Research in 2012 discovered that plant-derived miRNAs regulate gene expression in mammals, which sparked significant interest in cross-kingdom miRNA interactions [
29]. Inspired by this discovery, we focused on miR408 because of its unique properties and discovered that it exerts a novel effect on improving human skin conditions, suggesting potential benefits beyond cross-kingdom interactions. Small-RNA sequencing confirmed a significantly higher concentration of miRNAs in EVs than in callus cells, indicating selective packaging. The known miRNAs detected were miR408, 396, 535, 1515, 171, 398, 393, and 390, along with several novel miRNAs. The enrichment of miR408 in Cj-callus EVs suggests that miRNAs in plant-derived EVs may serve as functional components capable of transferring regulatory signals to recipient cells.
Our findings suggest the impact of miR408 on human skin, indicating a novel bioactive role that extends across species. miR408 independently enhanced wound healing by promoting wound closure, similar to the effects observed with Cj-callus EVs.

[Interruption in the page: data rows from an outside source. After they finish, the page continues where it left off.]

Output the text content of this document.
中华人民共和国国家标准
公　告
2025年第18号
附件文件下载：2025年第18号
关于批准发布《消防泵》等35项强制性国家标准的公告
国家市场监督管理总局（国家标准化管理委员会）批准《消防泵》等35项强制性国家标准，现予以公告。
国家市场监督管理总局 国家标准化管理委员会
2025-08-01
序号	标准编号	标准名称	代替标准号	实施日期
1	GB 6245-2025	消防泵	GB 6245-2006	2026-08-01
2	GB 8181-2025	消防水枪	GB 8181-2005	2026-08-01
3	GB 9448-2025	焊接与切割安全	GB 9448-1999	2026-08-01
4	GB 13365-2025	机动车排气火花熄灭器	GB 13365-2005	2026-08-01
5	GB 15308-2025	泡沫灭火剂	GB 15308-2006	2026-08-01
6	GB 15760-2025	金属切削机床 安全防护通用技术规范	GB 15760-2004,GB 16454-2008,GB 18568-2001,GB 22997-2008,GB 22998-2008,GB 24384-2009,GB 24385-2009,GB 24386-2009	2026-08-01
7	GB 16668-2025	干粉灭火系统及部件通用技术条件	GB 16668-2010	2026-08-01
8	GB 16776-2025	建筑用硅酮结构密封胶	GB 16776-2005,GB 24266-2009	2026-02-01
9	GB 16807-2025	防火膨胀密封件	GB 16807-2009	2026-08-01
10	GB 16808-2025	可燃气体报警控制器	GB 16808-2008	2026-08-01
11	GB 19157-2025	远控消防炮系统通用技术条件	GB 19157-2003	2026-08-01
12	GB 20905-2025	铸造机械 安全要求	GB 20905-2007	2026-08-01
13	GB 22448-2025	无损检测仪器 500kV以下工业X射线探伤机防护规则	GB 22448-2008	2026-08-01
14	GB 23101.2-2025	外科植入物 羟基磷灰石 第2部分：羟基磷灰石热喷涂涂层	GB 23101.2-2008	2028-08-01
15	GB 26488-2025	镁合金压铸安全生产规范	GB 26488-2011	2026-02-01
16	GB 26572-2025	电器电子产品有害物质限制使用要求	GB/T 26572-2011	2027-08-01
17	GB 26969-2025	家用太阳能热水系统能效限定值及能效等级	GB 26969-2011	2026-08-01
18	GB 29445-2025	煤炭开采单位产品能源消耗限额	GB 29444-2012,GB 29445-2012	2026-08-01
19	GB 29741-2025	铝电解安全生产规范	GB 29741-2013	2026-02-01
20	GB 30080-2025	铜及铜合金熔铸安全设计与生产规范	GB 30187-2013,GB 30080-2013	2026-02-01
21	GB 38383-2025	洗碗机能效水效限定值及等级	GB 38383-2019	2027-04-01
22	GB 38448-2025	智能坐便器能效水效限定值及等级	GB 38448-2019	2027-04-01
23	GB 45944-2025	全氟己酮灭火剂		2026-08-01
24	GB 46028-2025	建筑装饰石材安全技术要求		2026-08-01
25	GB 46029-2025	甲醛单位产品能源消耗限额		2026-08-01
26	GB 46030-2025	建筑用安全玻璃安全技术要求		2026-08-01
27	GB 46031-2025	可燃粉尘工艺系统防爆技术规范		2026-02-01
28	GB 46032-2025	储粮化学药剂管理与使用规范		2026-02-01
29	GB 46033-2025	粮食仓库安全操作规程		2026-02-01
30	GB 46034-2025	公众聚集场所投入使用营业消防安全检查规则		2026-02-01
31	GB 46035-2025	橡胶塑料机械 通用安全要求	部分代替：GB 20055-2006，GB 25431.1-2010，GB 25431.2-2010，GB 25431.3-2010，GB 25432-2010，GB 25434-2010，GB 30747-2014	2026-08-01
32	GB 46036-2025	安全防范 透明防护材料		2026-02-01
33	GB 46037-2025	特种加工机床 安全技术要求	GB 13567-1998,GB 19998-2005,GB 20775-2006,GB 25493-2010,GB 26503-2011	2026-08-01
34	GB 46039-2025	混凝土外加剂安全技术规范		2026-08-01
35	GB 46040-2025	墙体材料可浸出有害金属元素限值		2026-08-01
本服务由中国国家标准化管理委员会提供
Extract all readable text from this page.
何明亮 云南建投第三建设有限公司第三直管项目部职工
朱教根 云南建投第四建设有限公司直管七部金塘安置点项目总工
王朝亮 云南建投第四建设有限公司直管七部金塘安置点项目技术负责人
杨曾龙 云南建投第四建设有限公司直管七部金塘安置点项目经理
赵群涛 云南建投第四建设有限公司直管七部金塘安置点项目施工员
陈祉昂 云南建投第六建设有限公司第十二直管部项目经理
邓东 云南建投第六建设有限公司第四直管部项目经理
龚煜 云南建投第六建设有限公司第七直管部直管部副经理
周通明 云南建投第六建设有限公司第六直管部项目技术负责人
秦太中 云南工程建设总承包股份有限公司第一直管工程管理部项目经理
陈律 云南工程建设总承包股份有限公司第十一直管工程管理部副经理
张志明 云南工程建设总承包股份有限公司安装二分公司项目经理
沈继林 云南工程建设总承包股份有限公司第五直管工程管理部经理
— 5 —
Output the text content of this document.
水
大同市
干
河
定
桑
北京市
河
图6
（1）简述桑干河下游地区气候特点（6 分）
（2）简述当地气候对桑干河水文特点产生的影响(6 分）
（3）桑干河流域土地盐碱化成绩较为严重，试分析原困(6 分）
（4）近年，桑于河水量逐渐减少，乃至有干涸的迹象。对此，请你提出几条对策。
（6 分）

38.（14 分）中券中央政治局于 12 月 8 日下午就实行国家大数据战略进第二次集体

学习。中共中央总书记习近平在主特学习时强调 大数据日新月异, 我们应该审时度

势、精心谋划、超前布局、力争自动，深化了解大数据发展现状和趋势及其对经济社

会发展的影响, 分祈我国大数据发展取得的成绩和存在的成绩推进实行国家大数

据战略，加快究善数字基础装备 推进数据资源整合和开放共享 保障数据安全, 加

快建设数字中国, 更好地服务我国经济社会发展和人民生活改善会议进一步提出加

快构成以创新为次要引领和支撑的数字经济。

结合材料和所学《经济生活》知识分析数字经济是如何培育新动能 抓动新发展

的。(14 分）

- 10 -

COL1A1 expression is tightly regulated at multiple levels, including transcriptional, post-transcriptional, and post-translational levels. An important mechanism in the post-transcriptional regulation of
COL1A1 involves miRNAs. miR29 families are well-known regulators of COL1A1. Downregulation of miR29 is associated with increased collagen expression and fibrosis in different tissues [
30]. In this study, miR408 restored
COL1A1 expression to higher levels than in Cj-callus EVs, with a significant reduction in
MMP1 expression, suggesting that miR408 is involved in collagen formation through MMP-1 inhibition. Additionally, miR408 exhibits notable anti-inflammatory properties by decreasing IL-6 expression in human keratinocytes, similar to the effects of Cj-callus EVs. These results indicate that miR408 plays a crucial role in the wound healing and anti-inflammatory activities of Cj-callus EVs, likely through cross-kingdom regulatory mechanisms. For target gene analysis of miR408, potential genes were predicted using the method described [
31]. However, further research is required to explore the correlation between these genes, wound closure, and their anti-inflammatory effects.